Documentation of the FredsEmpirical formula for estimating travel times from route distance

Fred Ahrens

23 September 2018

The FredsEmpirical formula is a linear function of route distance, cumulative elevation gain and terrain type that estimates the backpacking travel time. This document provides the data sources and statistical regression model for the FredsEmpirical formula.

Nomenclature

$\boldsymbol{x}_{i},i=0,\ldots,n$ Successive positions listed in test route.

$d\left(\boldsymbol{x},\boldsymbol{y}\right)$ A function that returns the great circle distance between two positions.

$C_{i},i=1,\ldots,n$ A list of binary variables, $C_{i}=1$ if the corresponding segment is over cross country, and $C_{i}=0$ is on trail.

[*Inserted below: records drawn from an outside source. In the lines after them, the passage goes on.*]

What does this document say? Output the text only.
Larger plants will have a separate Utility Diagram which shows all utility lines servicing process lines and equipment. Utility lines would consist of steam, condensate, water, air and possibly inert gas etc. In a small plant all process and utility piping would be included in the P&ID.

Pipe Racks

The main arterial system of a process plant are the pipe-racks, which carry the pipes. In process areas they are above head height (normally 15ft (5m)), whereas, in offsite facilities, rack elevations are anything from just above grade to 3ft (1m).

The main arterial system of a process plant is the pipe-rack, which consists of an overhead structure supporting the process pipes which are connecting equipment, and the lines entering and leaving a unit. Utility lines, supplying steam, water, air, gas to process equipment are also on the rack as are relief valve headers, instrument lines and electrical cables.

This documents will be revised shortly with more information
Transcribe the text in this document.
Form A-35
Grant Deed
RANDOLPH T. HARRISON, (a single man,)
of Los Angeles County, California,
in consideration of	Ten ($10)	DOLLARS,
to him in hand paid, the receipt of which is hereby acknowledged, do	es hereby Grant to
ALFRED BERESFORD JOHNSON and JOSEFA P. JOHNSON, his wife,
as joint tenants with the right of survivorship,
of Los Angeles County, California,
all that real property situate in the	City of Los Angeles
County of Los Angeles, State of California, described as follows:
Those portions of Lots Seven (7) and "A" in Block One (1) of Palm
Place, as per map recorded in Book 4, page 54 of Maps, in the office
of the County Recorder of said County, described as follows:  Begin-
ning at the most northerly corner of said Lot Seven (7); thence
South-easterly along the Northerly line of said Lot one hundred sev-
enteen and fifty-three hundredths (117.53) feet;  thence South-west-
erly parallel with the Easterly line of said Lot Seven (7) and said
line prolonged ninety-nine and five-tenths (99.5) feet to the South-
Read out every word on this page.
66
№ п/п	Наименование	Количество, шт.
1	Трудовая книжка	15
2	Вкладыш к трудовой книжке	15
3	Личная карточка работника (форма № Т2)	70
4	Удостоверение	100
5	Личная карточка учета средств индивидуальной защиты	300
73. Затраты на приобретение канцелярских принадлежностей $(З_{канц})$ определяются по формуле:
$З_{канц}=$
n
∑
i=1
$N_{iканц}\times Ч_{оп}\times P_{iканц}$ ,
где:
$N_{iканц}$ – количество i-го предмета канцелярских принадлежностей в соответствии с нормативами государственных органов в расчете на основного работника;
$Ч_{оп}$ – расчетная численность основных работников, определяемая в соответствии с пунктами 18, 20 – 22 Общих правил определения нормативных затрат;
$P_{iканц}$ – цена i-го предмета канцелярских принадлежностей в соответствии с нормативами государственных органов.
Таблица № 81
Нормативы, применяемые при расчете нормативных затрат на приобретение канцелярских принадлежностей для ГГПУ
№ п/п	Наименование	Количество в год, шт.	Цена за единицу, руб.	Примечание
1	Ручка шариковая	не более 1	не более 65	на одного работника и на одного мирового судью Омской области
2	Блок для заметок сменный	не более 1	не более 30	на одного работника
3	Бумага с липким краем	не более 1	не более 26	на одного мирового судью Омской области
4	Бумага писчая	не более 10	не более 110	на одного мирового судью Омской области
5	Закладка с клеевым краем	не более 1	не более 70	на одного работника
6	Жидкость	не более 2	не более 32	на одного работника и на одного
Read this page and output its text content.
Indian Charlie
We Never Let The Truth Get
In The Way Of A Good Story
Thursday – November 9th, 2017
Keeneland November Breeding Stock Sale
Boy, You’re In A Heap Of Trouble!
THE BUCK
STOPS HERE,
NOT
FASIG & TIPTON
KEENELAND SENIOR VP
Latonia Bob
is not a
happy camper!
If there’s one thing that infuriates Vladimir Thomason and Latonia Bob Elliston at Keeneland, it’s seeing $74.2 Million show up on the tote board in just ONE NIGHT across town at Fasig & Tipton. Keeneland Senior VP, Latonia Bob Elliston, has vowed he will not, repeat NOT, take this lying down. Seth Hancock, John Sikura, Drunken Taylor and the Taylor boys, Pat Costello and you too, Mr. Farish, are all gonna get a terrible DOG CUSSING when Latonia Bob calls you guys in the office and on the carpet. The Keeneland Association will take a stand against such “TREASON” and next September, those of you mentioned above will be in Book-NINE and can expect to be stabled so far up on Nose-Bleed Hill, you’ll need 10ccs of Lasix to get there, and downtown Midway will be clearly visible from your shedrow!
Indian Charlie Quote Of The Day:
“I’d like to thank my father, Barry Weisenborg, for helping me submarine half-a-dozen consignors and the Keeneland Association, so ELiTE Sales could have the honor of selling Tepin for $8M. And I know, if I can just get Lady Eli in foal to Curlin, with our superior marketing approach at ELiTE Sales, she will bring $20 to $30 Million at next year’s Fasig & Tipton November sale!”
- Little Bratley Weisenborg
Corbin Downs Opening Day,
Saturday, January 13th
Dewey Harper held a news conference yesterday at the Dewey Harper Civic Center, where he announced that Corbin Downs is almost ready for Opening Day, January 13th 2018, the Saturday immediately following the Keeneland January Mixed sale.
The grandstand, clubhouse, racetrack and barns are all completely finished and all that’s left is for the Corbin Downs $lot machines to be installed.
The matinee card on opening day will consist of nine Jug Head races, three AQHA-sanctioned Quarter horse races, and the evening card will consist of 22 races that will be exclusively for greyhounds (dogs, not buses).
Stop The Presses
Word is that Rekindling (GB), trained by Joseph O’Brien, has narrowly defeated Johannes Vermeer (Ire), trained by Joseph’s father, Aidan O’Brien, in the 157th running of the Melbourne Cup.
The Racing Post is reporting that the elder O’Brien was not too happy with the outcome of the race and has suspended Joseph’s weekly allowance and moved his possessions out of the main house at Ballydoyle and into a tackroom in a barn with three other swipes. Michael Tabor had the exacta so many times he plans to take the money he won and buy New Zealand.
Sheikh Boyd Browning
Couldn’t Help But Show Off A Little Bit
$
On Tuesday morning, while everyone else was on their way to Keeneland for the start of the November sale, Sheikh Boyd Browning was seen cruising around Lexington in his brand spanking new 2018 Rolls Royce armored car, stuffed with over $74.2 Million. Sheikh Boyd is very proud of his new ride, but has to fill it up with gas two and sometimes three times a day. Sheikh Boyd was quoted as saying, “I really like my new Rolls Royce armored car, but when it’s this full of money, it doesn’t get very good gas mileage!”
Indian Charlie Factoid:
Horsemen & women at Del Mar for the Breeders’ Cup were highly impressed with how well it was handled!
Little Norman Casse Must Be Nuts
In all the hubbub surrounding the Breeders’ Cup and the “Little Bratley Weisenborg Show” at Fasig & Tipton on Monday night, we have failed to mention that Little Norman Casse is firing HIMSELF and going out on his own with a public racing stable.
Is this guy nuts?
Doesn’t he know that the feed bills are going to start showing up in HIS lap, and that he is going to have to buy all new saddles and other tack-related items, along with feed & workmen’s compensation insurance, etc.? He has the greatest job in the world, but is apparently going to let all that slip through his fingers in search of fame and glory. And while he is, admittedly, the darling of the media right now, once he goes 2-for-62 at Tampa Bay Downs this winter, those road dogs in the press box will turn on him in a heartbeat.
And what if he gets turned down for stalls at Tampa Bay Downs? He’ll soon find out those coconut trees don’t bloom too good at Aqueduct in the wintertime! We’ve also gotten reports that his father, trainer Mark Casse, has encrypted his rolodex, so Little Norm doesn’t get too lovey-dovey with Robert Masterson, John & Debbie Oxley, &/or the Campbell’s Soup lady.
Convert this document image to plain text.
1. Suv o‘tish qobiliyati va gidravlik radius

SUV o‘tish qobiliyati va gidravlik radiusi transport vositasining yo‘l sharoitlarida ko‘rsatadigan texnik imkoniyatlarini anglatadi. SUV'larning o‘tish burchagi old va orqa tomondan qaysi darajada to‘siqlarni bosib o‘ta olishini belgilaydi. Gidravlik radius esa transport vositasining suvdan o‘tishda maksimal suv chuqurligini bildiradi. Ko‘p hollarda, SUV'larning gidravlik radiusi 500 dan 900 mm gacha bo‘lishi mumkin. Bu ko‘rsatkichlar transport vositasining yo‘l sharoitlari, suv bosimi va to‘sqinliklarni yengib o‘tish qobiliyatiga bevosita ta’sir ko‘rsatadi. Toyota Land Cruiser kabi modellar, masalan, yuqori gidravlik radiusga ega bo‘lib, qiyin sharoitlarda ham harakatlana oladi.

$S=\sum_{i=1}^{n}d\left(\boldsymbol{x}_{i},\boldsymbol{x}_{i-1}\right)\left(1-C_{i}\right)$ Total estimated trail distance of test route.

$R=\sum_{i=1}^{n}d\left(\boldsymbol{x}_{i},\boldsymbol{x}_{i-1}\right)C_{i}$ Total estimated cross country distance of test route.

$z_{i},i=0,\ldots,n$ Elevation estimates for each position in test route.

$Z=\sum_{i=1}^{n}\max\left(0,z_{i}-z_{i-1}\right)$ Cumulative elevation gain for test route.

$\tau_{0},\tau_{f}$ Time stamps of the start and finish times for actual backpack of test route.

$T=\tau_{f}-\tau_{0}$ Meaured travel time for test route.

Route Travel Time Data

I collected travel time, trail distance, cross country distance and elevation gain for 31 days of backpacking spread over four backpacking trips. In this paper, there is a lengthy discussion on what makes these variables good predictors of travel time.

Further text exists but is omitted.